Heritage club maps Abu Dhabi's marine and coastal habitats

posted on 07/03/2006: 623 views



Emirates Heritage Club (EHC) has completed the documentation of marine wildlife and coastal habitats of Abu Dhabi Emirate to help in environment protection efforts. The document in the form of an atlas aims to help protect marine environment and facilitate sustainable coastal development in Abu Dhabi, according to a presentation of the EHC at the international conference on the State of the Gulf Ecosystem here in Al Ain.



The department of environmental research at the club undertook the project with the help of international research scientists holding extensive field work, said Ronald A. Loughland, A.M. Darwish, S.S. Fadel, and A.A. Al Ali from the EHC in the joint presentation.



The club will collect, analyse and disseminate environmental data towards the sustainable use of Abu Dhabi's marine and coastal resources.



Until recently, there was no detailed ecological data relating to marine environment. "With increasing development demands, and no data to assist in planning, the coastal and marine resources were under serious threat of degradation," said the researchers.



The researchers worked on the project from 1999 to 2001 and collected ecological data throughout the coastal and marine areas of Abu Dhabi.
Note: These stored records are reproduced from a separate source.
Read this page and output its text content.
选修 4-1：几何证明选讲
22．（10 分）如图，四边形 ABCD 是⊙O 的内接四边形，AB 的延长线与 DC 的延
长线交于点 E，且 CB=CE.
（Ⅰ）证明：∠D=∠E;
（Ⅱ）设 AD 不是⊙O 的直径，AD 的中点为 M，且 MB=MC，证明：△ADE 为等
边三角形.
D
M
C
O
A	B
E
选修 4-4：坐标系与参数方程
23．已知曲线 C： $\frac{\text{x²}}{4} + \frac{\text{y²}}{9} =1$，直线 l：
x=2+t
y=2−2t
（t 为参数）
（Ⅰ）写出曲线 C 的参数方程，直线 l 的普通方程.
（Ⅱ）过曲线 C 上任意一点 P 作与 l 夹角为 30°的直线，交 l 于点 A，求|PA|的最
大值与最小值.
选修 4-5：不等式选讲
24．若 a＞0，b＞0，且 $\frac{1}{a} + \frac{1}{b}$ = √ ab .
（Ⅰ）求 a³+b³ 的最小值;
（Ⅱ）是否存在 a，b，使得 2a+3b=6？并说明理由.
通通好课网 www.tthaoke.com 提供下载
The programme also incorporated the training of UAE postgraduate students and involved the cooperation and coordination of many government and private organisations.



Dr Mohammad Saif Al Qais from the Biology Department of the UAE University said the dugong population is in decline. At a presentation, he said a study was carried out to estimate the dugong population along the coast of the Southern Arabian Gulf bordering the UAE.



The survey was concentrated around Bu Tinha and Marawah Islands. "It found that the dugong population has decreased as evidence by fewer sightings by local people, divers and fishermen," he said. He said the study showed that dugong habitats were under pressure. Sea grass beds are also affected by increased activities by humans. (Gulf News)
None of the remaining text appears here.